Smoking may lead to nonunion and wound healing problems postoperatively.
Peripheral artery disease is a risk factor for nonunion or wound healing problems. If peripheral pulses are not palpable, noninvasive vascular studies should be performed before any surgical treatment.
Chronic skin ulcers should be treated before ankle arthrodesis is performed.
Proper clinical assessment of the complete lower extremity is essential. In particular, the hindfoot should be assessed regarding alignment, functional impairment, and instability.
The adjacent joints, in particular the subtalar and talonavicular joints, should be examined for degenerative wear pattern or dysfunction. In order to achieve a plantigrade and stable foot postoperatively, additional procedures may be necessary if osteoarthritis or dysfunction are present.
Assessment of the vascular and neurologic status is essential to prevent malunion or wound healing problems postoperatively. Noninvasive vascular studies may be necessary preoperatively.
The skin incision may include preexisting scars. If necessary, a plastic surgeon should be counseled.
Plane weight-bearing radiographs (anteroposterior or mortise view, lateral view) should be done in a standardized setting. A Saltzman view can be added in case of a severe hindfoot malalignment ( Fig. 54.1 ).
In case of a severe osseous defect or severe malalignment, a computed tomography (CT) scan is helpful for preoperative planning. Single-positron electron CT can be added for assessment of adjacent joint dysfunction.
Conservative treatment (i.e., pain medication, shoe modification, orthoses) should always be considered before surgery is done.
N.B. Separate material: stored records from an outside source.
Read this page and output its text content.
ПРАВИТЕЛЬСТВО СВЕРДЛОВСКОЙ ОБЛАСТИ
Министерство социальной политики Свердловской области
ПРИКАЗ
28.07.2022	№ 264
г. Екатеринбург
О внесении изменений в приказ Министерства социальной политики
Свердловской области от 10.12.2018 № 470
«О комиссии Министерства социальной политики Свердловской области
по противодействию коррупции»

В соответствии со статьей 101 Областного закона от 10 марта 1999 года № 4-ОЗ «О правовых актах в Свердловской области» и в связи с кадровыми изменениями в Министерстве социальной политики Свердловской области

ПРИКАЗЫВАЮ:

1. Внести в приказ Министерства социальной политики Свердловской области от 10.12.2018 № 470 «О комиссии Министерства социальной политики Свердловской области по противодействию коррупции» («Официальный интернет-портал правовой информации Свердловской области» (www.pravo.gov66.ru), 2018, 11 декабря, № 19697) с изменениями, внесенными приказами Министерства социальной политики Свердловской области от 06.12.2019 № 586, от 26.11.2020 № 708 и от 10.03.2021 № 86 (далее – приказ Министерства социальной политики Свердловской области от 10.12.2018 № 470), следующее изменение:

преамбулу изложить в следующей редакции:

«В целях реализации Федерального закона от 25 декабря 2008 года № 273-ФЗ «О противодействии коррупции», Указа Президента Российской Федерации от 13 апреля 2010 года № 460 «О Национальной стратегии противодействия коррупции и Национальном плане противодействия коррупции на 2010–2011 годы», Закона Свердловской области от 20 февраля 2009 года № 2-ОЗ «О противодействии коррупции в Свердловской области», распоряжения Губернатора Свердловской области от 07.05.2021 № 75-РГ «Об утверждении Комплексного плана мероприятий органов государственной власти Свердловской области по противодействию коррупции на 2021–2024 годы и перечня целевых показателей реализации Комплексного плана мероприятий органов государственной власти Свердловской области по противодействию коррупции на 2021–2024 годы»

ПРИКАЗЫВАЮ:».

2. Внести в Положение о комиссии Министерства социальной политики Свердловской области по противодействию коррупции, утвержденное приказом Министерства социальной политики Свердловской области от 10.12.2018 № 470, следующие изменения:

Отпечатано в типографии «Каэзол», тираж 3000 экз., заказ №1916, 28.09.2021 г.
Supramalleolar osteotomy can be considered in young and healthy patients with early- to mid-stage asymmetric ankle osteoarthritis without distinct bony deformity.
Total ankle replacement is a feasible alternative for end-stage ankle osteoarthritis.
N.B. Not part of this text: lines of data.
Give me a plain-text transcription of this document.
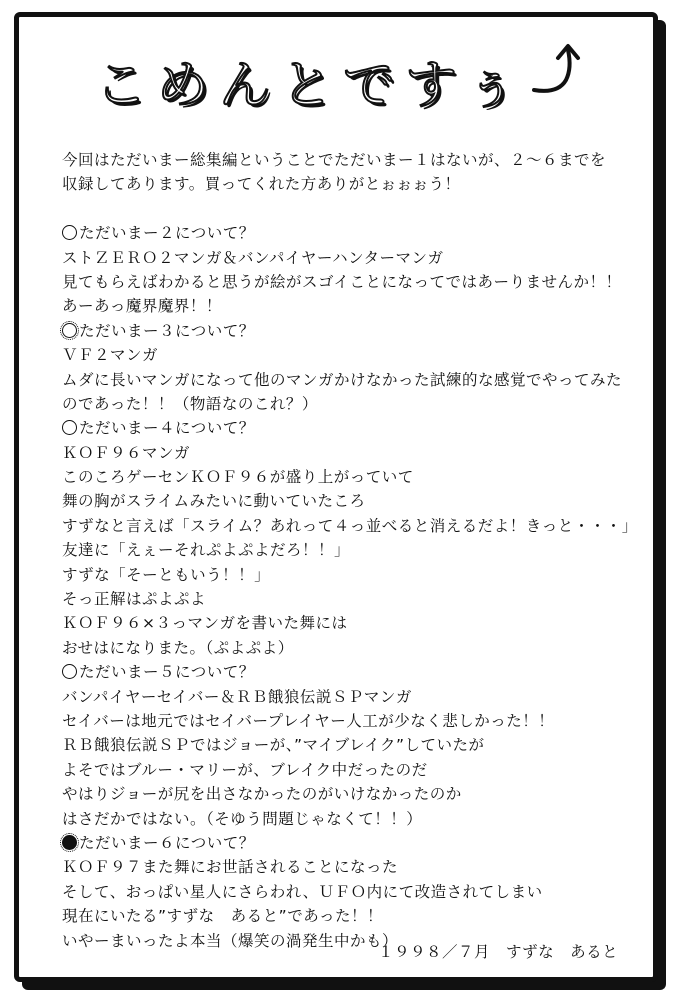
こめんとですぅ
今回はただいまー総集編ということでただいまー１はないが、２～６までを
収録してあります。買ってくれた方ありがとぉぉぉう！
ただいまー２について？
ストＺＥＲＯ２マンガ＆バンパイヤーハンターマンガ
見てもらえばわかると思うが絵がスゴイことになってではあーりませんか！！
あーあっ魔界魔界！！
ただいまー３について？
ＶＦ２マンガ
ムダに長いマンガになって他のマンガかけなかった試練的な感覚でやってみた
のであった！！（物語なのこれ？）
ただいまー４について？
ＫＯＦ９６マンガ
このころゲーセンＫＯＦ９６が盛り上がっていて
舞の胸がスライムみたいに動いていたころ
すずなと言えば「スライム？あれって４っ並べると消えるだよ！きっと・・・」
友達に「えぇーそれぷよぷよだろ！！」
すずな「そーともいう！！」
そっ正解はぷよぷよ
ＫＯＦ９６×３っマンガを書いた舞には
おせはになりまた。（ぷよぷよ）
ただいまー５について？
バンパイヤーセイバー＆ＲＢ餓狼伝説ＳＰマンガ
セイバーは地元ではセイバープレイヤー人工が少なく悲しかった！！
ＲＢ餓狼伝説ＳＰではジョーが、”マイブレイク”していたが
よそではブルー・マリーが、ブレイク中だったのだ
やはりジョーが尻を出さなかったのがいけなかったのか
はさだかではない。（そゆう問題じゃなくて！！）
ただいまー６について？
ＫＯＦ９７また舞にお世話されることになった
そして、おっぱい星人にさらわれ、ＵＦＯ内にて改造されてしまい
現在にいたる”すずな　あると”であった！！
いやーまいったよ本当（爆笑の渦発生中かも）
１９９８／７月　すずな　あると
Arthroscopic ankle fusion can be considered for patients with minor ankle deformity but contraindication for total ankle replacement.
Retrograde nailing can be considered if adjacent joints, in particular the subtalar joint, also have to be fused.
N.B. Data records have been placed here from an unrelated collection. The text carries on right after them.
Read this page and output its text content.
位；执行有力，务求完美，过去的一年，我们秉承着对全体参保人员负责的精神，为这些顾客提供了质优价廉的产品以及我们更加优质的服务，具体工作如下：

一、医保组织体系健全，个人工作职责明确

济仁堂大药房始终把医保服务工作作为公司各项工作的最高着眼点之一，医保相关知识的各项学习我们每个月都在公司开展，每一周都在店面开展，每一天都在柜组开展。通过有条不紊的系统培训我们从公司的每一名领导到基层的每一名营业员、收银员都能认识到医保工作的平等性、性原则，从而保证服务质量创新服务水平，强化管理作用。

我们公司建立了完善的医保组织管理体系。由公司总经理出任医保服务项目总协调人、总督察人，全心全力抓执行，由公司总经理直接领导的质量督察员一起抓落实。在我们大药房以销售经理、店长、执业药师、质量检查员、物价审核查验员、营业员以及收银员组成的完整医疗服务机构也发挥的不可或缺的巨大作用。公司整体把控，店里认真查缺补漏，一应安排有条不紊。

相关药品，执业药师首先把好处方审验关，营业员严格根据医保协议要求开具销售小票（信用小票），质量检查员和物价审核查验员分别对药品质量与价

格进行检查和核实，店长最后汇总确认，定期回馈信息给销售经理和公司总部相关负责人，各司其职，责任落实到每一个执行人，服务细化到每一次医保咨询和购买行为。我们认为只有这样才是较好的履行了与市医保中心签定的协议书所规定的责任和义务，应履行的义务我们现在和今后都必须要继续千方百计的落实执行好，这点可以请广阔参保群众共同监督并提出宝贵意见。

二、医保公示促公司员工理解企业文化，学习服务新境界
The anterior aspect of the ankle is covered by the superior extensor retinaculum, a thickening of the deep fascia. From medially to laterally, it includes the tendons of the tibialis anterior, extensor hallucis longus, and extensor digitorum longus ( Fig. 54.2 ).
The neurovascular bundle can be found between the extensor hallucis longus and the extensor digitorum longus tendon (halfway between the malleoli; Fig. 54.3 ).
The safe zone while approaching the anterior ankle joint lies beneath the anterior tibial tendon.
Branches of the superficial peroneal nerve cross from lateral to medial and ensure the sensory skin supply of the dorsum of the foot.